Photo: Attila Kisbenedek Agence France-Presse Jennifer Abel, qui n’avait que 16 ans à sa première expérience olympique, à Pékin, en 2008, aura permis d’ouvrir la voie aux plongeurs métissés.

À 30 ans et après une carrière au palmarès éloquent, la plongeuse Jennifer Abel a décidé de tourner la page d’un pan important de sa vie. Et elle assure être très sereine au moment d’aborder cette nouvelle étape, elle qui deviendra maman en mai prochain.

« Je quitte le plongeon l’âme en paix, je suis très heureuse », a mentionné Abel lors d’une conversation téléphonique avec La Presse canadienne, mardi matin, après avoir fait connaître plus tôt dans la journée sa décision dans une lettre ouverte transmise aux médias.

« Je savais que c’était la fin pour moi », a-t-elle admis quant à sa participation à la finale au tremplin de 3 mètres à Tokyo, où la médaille olympique individuelle tant souhaitée lui a échappé avec une décevante huitième place.

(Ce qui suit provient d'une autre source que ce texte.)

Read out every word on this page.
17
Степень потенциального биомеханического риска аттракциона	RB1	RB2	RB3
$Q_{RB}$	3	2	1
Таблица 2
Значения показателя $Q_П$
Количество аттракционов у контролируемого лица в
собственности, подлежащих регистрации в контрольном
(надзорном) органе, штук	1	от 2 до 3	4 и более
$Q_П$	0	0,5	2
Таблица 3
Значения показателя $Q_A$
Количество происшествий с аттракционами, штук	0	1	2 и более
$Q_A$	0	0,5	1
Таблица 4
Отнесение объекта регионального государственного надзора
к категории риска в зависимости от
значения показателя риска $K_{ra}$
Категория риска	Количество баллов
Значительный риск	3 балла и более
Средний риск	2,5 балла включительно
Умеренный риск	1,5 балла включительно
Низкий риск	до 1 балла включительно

« Mais en même temps, il y avait des rumeurs selon lesquelles il y aurait peut-être des Séries mondiales cet automne. J’envisageais peut-être de dire au revoir lors des Séries mondiales de Montréal, mais malheureusement, elles ont été annulées en raison de la pandémie », a-t-elle confié.

Des moments difficiles

 

Malgré ses succès, la carrière d’Abel n’a pas toujours été un fleuve tranquille. Elle a notamment vécu une crise d’identité après les Jeux de Rio de Janeiro, après ses deux quatrièmes places qui lui ont brisé le cœur.

« Je suis fière de l’ensemble de ma carrière, et de tout le parcours que j’ai fait après Rio, qui m’a amenée à être fière de mes performances à Tokyo. Et ne pas avoir un goût amer, malgré le fait que j’ai terminé huitième dans l’épreuve individuelle. »

Elle avoue que sa médaille au 3 m synchro acquise avec Mélissa Citrini-Beaulieu à Tokyo s’est révélée un véritable baume après l’année et demie en dents de scie qui a précédé les Jeux.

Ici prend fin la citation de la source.